Przez jakiś rok się do siebie nie odzywałyśmy i mimo że brakowało mi tej relacji, to stwierdziłam, że nie będę się zmuszała do niczego, aż do czasu, gdy spotkałam moją serdeczną koleżankę przypadkiem na zakupach. Od słowa do słowa i okazało się, że jej także brakuje mojej obecności w życiu i uznałyśmy, że zakopiemy topór wojenny, aby móc dalej rozwijać naszą przyjaźń i cieszyć się nią.
Koleżanka uważa, że grzeszę. Poważnie?!
No niestety... To, co uważałam na początku za zmianę, wcale nią nie było, a wręcz odniosłam wrażenie, że moja przyjaciółka była jeszcze bardziej wkręcona w wiarę niż było to na początku, a czara goryczy przelała się, gdy w czasie jednego ze spotkań dopytywała się, dlaczego nie mam dzieci i dlaczego nie chce ich mieć w przyszłości!
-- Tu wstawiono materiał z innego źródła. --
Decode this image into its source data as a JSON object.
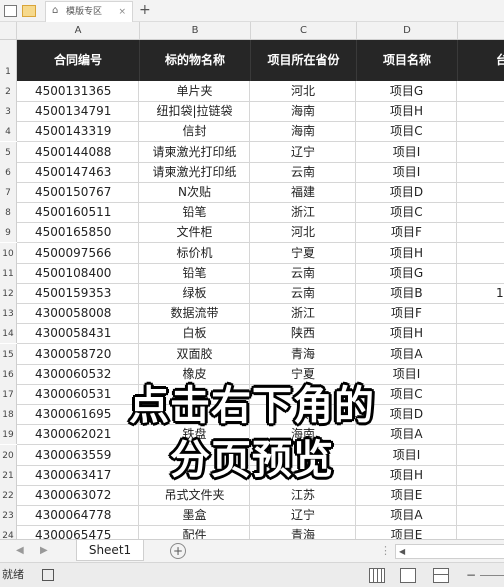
{
  "tabbar": {
    "tab_label": "模版专区",
    "close": "×",
    "new_tab": "+"
  },
  "columns": [
    "A",
    "B",
    "C",
    "D"
  ],
  "header": [
    "合同编号",
    "标的物名称",
    "项目所在省份",
    "项目名称"
  ],
  "header_partial_e": "台",
  "row_numbers": [
    "1",
    "2",
    "3",
    "4",
    "5",
    "6",
    "7",
    "8",
    "9",
    "10",
    "11",
    "12",
    "13",
    "14",
    "15",
    "16",
    "17",
    "18",
    "19",
    "20",
    "21",
    "22",
    "23",
    "24"
  ],
  "rows": [
    [
      "4500131365",
      "单片夹",
      "河北",
      "项目G",
      ""
    ],
    [
      "4500134791",
      "纽扣袋|拉链袋",
      "海南",
      "项目H",
      ""
    ],
    [
      "4500143319",
      "信封",
      "海南",
      "项目C",
      ""
    ],
    [
      "4500144088",
      "请柬激光打印纸",
      "辽宁",
      "项目I",
      ""
    ],
    [
      "4500147463",
      "请柬激光打印纸",
      "云南",
      "项目I",
      ""
    ],
    [
      "4500150767",
      "N次贴",
      "福建",
      "项目D",
      ""
    ],
    [
      "4500160511",
      "铅笔",
      "浙江",
      "项目C",
      ""
    ],
    [
      "4500165850",
      "文件柜",
      "河北",
      "项目F",
      ""
    ],
    [
      "4500097566",
      "标价机",
      "宁夏",
      "项目H",
      ""
    ],
    [
      "4500108400",
      "铅笔",
      "云南",
      "项目G",
      ""
    ],
    [
      "4500159353",
      "绿板",
      "云南",
      "项目B",
      "1,"
    ],
    [
      "4300058008",
      "数据流带",
      "浙江",
      "项目F",
      ""
    ],
    [
      "4300058431",
      "白板",
      "陕西",
      "项目H",
      ""
    ],
    [
      "4300058720",
      "双面胶",
      "青海",
      "项目A",
      ""
    ],
    [
      "4300060532",
      "橡皮",
      "宁夏",
      "项目I",
      ""
    ],
    [
      "4300060531",
      "",
      "",
      "项目C",
      ""
    ],
    [
      "4300061695",
      "",
      "云",
      "项目D",
      ""
    ],
    [
      "4300062021",
      "铁盘",
      "海南",
      "项目A",
      ""
    ],
    [
      "4300063559",
      "",
      "",
      "项目I",
      ""
    ],
    [
      "4300063417",
      "",
      "",
      "项目H",
      ""
    ],
    [
      "4300063072",
      "吊式文件夹",
      "江苏",
      "项目E",
      ""
    ],
    [
      "4300064778",
      "墨盒",
      "辽宁",
      "项目A",
      ""
    ],
    [
      "4300065475",
      "配件",
      "青海",
      "项目E",
      ""
    ]
  ],
  "overlay": {
    "line1": "点击右下角的",
    "line2": "分页预览"
  },
  "sheetbar": {
    "sheet_name": "Sheet1",
    "add": "+",
    "dots": "⋮",
    "scroll_left": "◀"
  },
  "statusbar": {
    "ready": "就绪",
    "zoom_minus": "−"
  }
}
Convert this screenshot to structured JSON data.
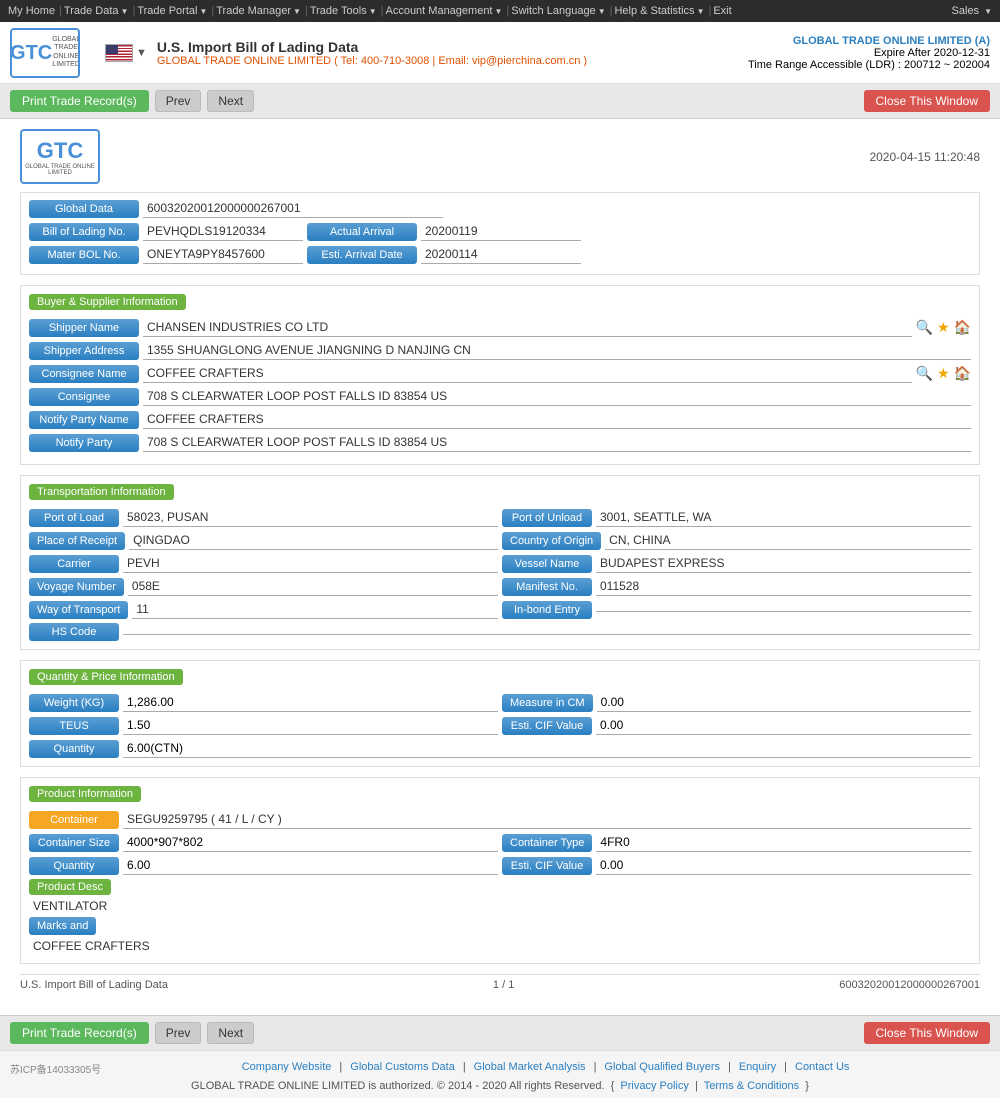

Spokojnie jej wyjaśniłam, że po prostu czuję, że się do tego nie nadaję, a także jestem zbyt dużą egoistką, aby dzielić swój czas z kimś innym i być odpowiedzialną za kogoś do końca swoich dni.
Ona zrobiła skwaszoną minę i wyznała mi wtedy, że kompletnie tego nie rozumie, a wręcz czuje się dziwnie z myślą, że ja świadomie godzę się na taki ciężki grzech! Próbowała przekonać mnie do tego, że posiadanie dziecka jest czymś naprawdę pięknym i wyjątkowym, nie zwracając w ogóle uwagi na to, jakie ja mam zdanie w tej kwestii. Byłam tak zmęczona tym spotkaniem, że dosłownie po godzinie opuściłam kawiarnię, skasowałam jej numer z telefonu i naprawdę nie chciałabym już więcej jej spotykać. Jak można w taki sposób zmuszać kogokolwiek do wiary?